Insegnanti, famiglie divise e lo stipendio che non copre le spese

Una realtà lavorativa difficile, in ogni ambito e settore, che viviamo quotidianamente sulla nostra pelle e quella di chi ci circonda. Oggi, poniamo l’attenzione sulla condizione degli insegnanti, i professionisti deputati alla costruzione del futuro sociale e culturale. Un ruolo fondamentale che spesso viene sottovalutato o ridotto a mera attività impiegatizia.

La condizione degli insegnanti non è mai stata rosea, nel corso degli anni ne abbiamo sentite davvero di tutti i colori. Pendolari, precari a vita, supplenti per un giorno, graduatorie interminabili, assegnazioni provvisorie negate, immissioni in ruolo a 69 anni, tagli, riforme che cambiano le regole continuamente, e male. I docenti italiani guadagnano meno dei colleghi europei e lavorano di più.

Recentemente, è stato presentato dall’Istituto di Studi sulle Società del Mediterraneo, il rapporto 2017 sulle migrazioni interne degli insegnanti in Italia: “ In cattedra con la valigia”, edito dalla Donzelli, affronta per la prima volta con metodo scientifico la questione e rilancia il dibattito su scuola, migrazioni e ripercussioni sulla struttura sociale.

La migrazione ed il pendolarismo degli insegnanti sono fenomeni radicati nel tempo, tanto da essere considerati caratteristiche implicite e naturali della professione. Soprattutto al sud, la mobilità riguarda in modo consistente sia i docenti con contratto a termine che quelli immessi in ruolo.

Un esercito di professori, un elenco infinito di nomi e cognomi, di persone a cui va il nostro sostegno. E non importa se la realtà è questa, se ognuno deve lottare ogni giorno nel proprio ambito, se va bene qualunque lavoro dignitoso lontano dalle proprie aspirazioni, se migrano all’estero i padri di famiglia, i giovani, i pensionati.
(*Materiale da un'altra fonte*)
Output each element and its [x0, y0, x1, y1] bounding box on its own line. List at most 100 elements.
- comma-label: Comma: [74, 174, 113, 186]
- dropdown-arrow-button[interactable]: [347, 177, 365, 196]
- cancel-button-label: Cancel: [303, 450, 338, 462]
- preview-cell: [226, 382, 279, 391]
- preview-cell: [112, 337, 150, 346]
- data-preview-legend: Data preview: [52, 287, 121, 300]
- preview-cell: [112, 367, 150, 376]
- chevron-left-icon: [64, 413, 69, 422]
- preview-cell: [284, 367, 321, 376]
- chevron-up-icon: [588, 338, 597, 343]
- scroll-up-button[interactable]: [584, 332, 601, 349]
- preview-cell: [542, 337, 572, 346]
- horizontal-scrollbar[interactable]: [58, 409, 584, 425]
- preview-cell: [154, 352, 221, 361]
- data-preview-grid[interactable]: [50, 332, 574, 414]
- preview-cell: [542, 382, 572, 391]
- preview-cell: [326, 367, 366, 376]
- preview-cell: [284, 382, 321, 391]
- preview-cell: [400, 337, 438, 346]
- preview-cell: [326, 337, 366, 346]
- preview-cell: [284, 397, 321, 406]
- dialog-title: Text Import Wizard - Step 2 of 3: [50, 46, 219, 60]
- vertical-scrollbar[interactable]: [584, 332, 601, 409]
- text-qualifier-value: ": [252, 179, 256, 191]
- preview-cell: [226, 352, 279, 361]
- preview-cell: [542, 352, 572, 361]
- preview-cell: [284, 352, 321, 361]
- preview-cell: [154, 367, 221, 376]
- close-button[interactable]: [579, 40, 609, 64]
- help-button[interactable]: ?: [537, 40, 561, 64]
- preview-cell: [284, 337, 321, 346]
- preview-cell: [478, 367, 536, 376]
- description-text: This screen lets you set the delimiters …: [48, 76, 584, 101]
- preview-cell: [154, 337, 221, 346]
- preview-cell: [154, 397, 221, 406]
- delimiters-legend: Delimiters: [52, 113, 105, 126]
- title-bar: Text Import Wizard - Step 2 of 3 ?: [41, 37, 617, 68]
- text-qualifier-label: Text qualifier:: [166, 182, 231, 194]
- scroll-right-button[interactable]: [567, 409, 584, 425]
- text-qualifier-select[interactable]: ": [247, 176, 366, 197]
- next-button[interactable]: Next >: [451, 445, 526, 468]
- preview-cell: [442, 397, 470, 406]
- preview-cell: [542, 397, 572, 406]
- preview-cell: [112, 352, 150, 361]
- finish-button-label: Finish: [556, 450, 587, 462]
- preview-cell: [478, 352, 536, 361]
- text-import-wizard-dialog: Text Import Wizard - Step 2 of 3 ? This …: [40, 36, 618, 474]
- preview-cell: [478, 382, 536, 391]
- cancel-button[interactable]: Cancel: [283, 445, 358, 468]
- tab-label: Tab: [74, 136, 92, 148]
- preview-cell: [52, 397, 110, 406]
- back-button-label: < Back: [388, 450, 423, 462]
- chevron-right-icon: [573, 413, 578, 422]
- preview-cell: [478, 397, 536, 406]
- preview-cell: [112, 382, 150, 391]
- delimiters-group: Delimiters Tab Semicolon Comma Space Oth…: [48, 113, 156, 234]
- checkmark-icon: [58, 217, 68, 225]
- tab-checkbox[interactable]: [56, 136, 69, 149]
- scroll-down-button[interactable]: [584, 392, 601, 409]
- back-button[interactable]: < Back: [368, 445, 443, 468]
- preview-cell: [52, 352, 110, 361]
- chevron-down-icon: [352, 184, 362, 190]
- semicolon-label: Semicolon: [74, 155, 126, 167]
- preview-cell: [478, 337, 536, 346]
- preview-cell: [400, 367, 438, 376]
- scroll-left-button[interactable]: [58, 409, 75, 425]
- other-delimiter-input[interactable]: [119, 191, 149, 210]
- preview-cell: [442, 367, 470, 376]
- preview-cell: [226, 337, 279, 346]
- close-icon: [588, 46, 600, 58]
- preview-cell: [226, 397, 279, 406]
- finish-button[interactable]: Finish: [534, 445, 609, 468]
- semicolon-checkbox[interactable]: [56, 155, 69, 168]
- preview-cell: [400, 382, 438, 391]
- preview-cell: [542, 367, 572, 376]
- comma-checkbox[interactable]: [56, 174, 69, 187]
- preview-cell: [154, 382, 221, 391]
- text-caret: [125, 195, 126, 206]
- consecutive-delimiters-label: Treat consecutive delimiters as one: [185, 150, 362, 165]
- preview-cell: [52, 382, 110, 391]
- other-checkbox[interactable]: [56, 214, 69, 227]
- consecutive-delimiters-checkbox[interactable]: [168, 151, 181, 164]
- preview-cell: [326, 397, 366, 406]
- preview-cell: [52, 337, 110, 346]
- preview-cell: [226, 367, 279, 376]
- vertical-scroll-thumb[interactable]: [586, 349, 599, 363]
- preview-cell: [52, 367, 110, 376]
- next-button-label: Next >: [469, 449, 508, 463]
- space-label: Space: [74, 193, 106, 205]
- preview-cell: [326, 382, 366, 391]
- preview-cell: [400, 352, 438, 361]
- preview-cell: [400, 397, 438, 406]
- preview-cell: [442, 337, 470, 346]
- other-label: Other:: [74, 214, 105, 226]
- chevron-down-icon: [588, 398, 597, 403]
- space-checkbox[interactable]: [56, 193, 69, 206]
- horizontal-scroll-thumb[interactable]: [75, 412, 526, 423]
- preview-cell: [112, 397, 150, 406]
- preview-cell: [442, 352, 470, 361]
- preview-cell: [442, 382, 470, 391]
Non è una competizione, anche se le difficoltà sono diffuse, abbiamo il dovere di indignarci. E ci saranno sempre situazioni migliori o peggiori, c’è chi un lavoro non ce l’ha, ma la rassegnazione, o peggio l’accettazione, sono il primo passo verso l’indifferenza.

Monica ha sempre sognato di fare l’insegnante di storia e filosofia, ha ottenuto una supplenza in provincia di Firenze, ha un bambino piccolo ed il suo compagno non può seguirla. Francesco, architetto, è titolare di cattedra a Milano, non ha fratelli e non può partire perché deve prendersi cura dei genitori non più giovanissimi. Cristina si è spostata a Roma per insegnare lettere, il marito non ha avuto il trasferimento e cenano “insieme” tutte le sere grazie alla telecamera di un pc. Sono storie vere di alcuni messinesi, insegnanti con la valigia.

Nessuno ha la pretesa di trovare il posto “sotto casa”, ma quando il lavoro ti costringe a rinunciare a tutto, che senso ha? Tantissime le donne che partono con madri e figli al seguito, mariti, padri e nonni che rimangono da soli. Lo stipendio non è sufficiente a pagare affitto, bollette, spesa, viaggi (queste famiglie dovranno stringersi forte ogni tanto?) e tutto il resto.

È vero, per fare l’insegnante ci vuole coraggio. La situazione è questa e non ci sono facili rimedi da adottare, al nord ci sono più studenti e meno docenti, al sud, il contrario. Tutte le volte che saliranno su un pullman o prenderanno un aereo per svolgere il loro mestiere, sottovalutato e sottopagato, vivranno ogni anno in un luogo diverso, accetteranno a denti stretti il supporto economico di genitori o compagni, dovrebbero poter contare sul sostegno di tutti, istituzioni comprese, perché con l’indifferenza non si crea un futuro migliore.